Florida Georgia Line released their fourth album, “Can’t Say I Ain’t Country,” on Feb. 15. They are dependable in their upbeat country twang sound with an occasional mix of flavors into other genres. But this album breaks even more usual country sound boundaries with unique twists that make “Can’t Say I Ain’t Country” their best album yet.
When listening straight through the 19 songs, the listener is interrupted by Brother Jervel’s voicemails four times. These are snippets of fake voicemails that set up the next song as a comedic interlude.
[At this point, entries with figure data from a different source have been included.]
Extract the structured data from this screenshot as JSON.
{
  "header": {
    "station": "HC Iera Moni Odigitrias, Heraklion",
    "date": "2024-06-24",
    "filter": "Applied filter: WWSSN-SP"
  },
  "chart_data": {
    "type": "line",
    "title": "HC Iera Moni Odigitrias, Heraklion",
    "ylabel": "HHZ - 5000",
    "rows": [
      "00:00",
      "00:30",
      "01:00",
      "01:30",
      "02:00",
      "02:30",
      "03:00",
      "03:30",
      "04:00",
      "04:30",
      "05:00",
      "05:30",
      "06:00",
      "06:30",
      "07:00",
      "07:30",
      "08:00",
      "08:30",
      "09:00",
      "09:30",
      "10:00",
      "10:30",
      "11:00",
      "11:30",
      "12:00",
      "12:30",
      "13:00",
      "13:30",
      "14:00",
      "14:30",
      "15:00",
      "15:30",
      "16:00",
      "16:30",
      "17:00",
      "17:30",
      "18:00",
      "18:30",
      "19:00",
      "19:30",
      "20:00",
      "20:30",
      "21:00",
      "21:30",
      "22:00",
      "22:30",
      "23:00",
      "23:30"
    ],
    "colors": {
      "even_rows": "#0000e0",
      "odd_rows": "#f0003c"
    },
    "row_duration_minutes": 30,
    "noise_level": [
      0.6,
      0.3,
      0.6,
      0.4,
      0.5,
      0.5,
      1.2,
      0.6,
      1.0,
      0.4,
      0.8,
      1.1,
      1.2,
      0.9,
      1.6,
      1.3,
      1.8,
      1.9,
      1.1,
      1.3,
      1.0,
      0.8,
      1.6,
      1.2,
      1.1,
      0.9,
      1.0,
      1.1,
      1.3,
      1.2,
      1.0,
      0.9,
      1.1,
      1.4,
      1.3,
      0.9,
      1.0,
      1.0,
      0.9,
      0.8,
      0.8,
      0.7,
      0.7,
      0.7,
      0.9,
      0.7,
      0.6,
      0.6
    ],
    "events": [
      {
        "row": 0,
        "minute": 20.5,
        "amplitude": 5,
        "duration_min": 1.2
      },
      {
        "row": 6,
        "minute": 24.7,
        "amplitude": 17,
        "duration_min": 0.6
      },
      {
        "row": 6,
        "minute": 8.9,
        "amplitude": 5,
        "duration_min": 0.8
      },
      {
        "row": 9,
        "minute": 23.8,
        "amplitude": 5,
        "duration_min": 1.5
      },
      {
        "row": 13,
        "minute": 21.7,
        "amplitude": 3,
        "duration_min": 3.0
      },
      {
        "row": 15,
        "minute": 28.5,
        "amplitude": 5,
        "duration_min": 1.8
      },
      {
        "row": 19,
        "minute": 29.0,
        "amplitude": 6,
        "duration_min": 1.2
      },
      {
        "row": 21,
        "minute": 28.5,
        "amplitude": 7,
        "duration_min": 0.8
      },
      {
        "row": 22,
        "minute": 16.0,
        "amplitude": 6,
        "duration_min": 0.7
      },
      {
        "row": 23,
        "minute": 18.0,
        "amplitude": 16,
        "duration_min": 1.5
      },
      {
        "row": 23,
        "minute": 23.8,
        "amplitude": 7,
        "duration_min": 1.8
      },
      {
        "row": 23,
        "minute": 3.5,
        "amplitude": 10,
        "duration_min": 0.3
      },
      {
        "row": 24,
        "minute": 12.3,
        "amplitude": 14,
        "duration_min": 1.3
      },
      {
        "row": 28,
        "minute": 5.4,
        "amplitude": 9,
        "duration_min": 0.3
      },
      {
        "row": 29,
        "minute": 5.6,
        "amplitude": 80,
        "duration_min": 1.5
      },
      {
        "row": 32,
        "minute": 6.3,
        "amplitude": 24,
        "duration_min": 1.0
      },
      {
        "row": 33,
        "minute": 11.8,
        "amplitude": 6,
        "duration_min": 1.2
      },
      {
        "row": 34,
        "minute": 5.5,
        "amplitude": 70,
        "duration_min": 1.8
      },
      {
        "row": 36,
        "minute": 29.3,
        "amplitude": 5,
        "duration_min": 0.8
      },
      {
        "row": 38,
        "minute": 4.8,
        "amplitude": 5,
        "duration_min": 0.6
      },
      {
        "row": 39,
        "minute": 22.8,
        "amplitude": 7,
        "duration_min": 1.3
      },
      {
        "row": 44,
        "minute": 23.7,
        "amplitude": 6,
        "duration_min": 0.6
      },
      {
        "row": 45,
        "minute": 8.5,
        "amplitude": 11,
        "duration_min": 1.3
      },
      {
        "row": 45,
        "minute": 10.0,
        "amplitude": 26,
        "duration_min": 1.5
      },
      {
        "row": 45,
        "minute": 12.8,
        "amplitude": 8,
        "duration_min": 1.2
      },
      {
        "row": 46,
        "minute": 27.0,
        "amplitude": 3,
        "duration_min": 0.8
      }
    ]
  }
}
Brian Kelly and Tyler Hubbard, the main singers, have a friend named Chris, also known as Nugget, who will randomly call them to leave alter ego voicemails.
Brother Jervel is their favorite of these alter egos and they decided to use him in this album through mini skits. The effect creates a unique sound that makes the audience laugh at the absurdity of the character, but it also relates back to the title song of the album. Brother Jervel has an extremely country accent infused with talk of church and Nascar that are often associated with the South.
In terms of sound, Florida Georgia Line is a leader in innovating the country movement away from its usual roots. They are best known for their song “Meant to Be” with Bebe Rexha which garnered over 640 million listens on Spotify after coming out in 2017. The track resonates with synthesized pop beats yet still works with the band’s country tone.
On their new album, Jason Derulo and HARDY collaborate to continue surprising the listeners with what genres country can blend with. Let me just say, they are killing it.
“Women” with Jason Derulo includes R&B vocalizations with a lazy hard-hit beat that makes the listener want to sway eyes closed with a significant other in the moonlight.
In this whirlwind album, the song “Speed of Love” set before “Women” is grounded in country twang. It almost seems like a hat tip to the Rascal Flatts song “Backwards” that tries to list as many country items as it can during the fast-moving beat. The two songs set next to each other are complete opposites in terms of genre, yet Florida Georgia line makes them both work so well the listener does not question the duo.
The entire album is a breath of fresh air in terms of country music because it isn’t trying to spend 19 songs expressing the same ideas of country love and companionship that most artists in the genre try to do.
There are of course love songs on the album like “Told You” and “Simple” that pull the heartstrings of listeners. Overall, the album questions the notion of what it means for an album to be country music. The title itself dares critics to debate with the band on their collaboration choices that reach beyond cut and dry country choices.
I give the album a five because no matter what a person’s preference towards music is, there is a song for them on this album. Even noncountry fans can appreciate their less country songs like “Women” or “Swerve” and fans of rootcountry will love “Colorado” or “Can’t Hide Red.” With each album, Florida Georgia Line continues to surprise and please new audiences with risky combinations that keep getting better.